Dr John Rae, headmaster of Westminster School for 16 years, played the system but regarded Oxford selectors with contempt. He wrote in his Delusions of Grandeur (published in 1993) that 'I invited the college
admissions tutors to dine. . It was an agreeable way of doing business. [They] wanted to attract Westminster's able pupils and we were happy to oblige as long as the college took some of our less able pupils as well' (page 125). Were these the 'critical intellects' or 'enriching all-rounders' whose absence Fernandez-Armesto laments?

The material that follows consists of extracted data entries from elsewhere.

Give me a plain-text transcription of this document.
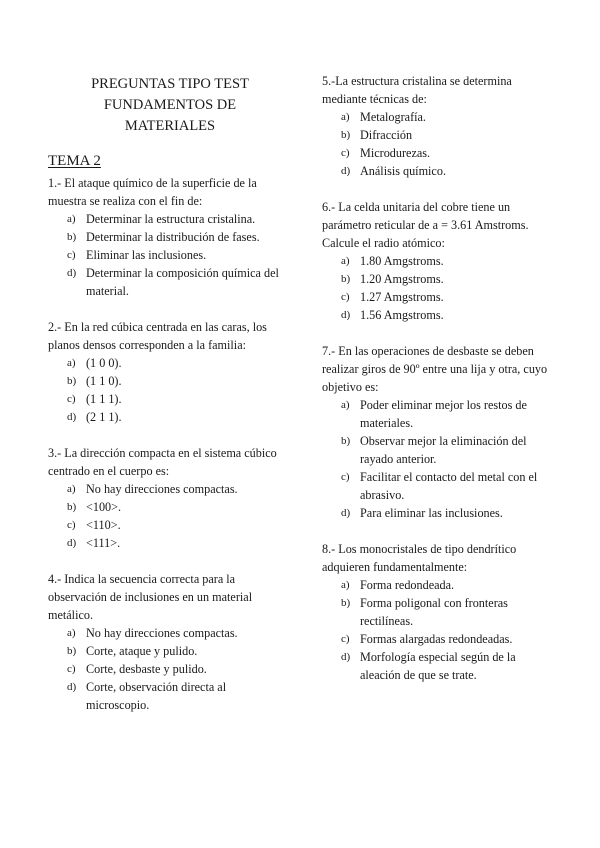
PREGUNTAS TIPO TEST
FUNDAMENTOS DE
MATERIALES
TEMA 2

1.- El ataque químico de la superficie de la muestra se realiza con el fin de:

a) Determinar la estructura cristalina.
b) Determinar la distribución de fases.
c) Eliminar las inclusiones.
d) Determinar la composición química del material.

2.- En la red cúbica centrada en las caras, los planos densos corresponden a la familia:

a) (1 0 0).
b) (1 1 0).
c) (1 1 1).
d) (2 1 1).

3.- La dirección compacta en el sistema cúbico centrado en el cuerpo es:

a) No hay direcciones compactas.
b) <100>.
c) <110>.
d) <111>.

4.- Indica la secuencia correcta para la observación de inclusiones en un material metálico.

a) No hay direcciones compactas.
b) Corte, ataque y pulido.
c) Corte, desbaste y pulido.
d) Corte, observación directa al microscopio.

5.-La estructura cristalina se determina mediante técnicas de:

a) Metalografía.
b) Difracción
c) Microdurezas.
d) Análisis químico.

6.- La celda unitaria del cobre tiene un parámetro reticular de a = 3.61 Amstroms. Calcule el radio atómico:

a) 1.80 Amgstroms.
b) 1.20 Amgstroms.
c) 1.27 Amgstroms.
d) 1.56 Amgstroms.

7.- En las operaciones de desbaste se deben realizar giros de 90º entre una lija y otra, cuyo objetivo es:

a) Poder eliminar mejor los restos de materiales.
b) Observar mejor la eliminación del rayado anterior.
c) Facilitar el contacto del metal con el abrasivo.
d) Para eliminar las inclusiones.

8.- Los monocristales de tipo dendrítico adquieren fundamentalmente:

a) Forma redondeada.
b) Forma poligonal con fronteras rectilíneas.
c) Formas alargadas redondeadas.
d) Morfología especial según de la aleación de que se trate.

Dr Rae went on to claim that 'Oxford colleges were prepared to accept financial sweeteners' (page 153). Nowadays they may be poorer and their tutors less well fed, but they are truer to the spirit of their founders. The dons who earned Dr Rae's contempt have moved elsewhere, and the example of Chaucer's Clerk of Oxenford can be recalled with pride:
But all he that he was a philosopher Yet had he hut little gold in coffer.
Ian Hamilton
Stalybridge, Cheshire
From Dee Mondschein
Sir: I am an American graduate student at Oxford University. I came to Oxford because it is special in all the ways, and more, which Felipe Fernandez-Armesto describes in his excellent article. I am reluctant, however, to accept his suggestion that Oxford look to America as a model for reform. For behind the happy campuses, can-do attitudes and new ideas he found there are the PC courses, diffusive liberal arts degrees and career-driven ideas that count for scholarship inside many of the (crowded) classrooms. As to the big donations and endowments from American alumni, remember that Americans merely have more money. More than once I've come across the British idea that America must value its professors more because they make so much money, but it is not a matter
of worth, it's economics: everyone makes more money. And that makes the fat donations possible.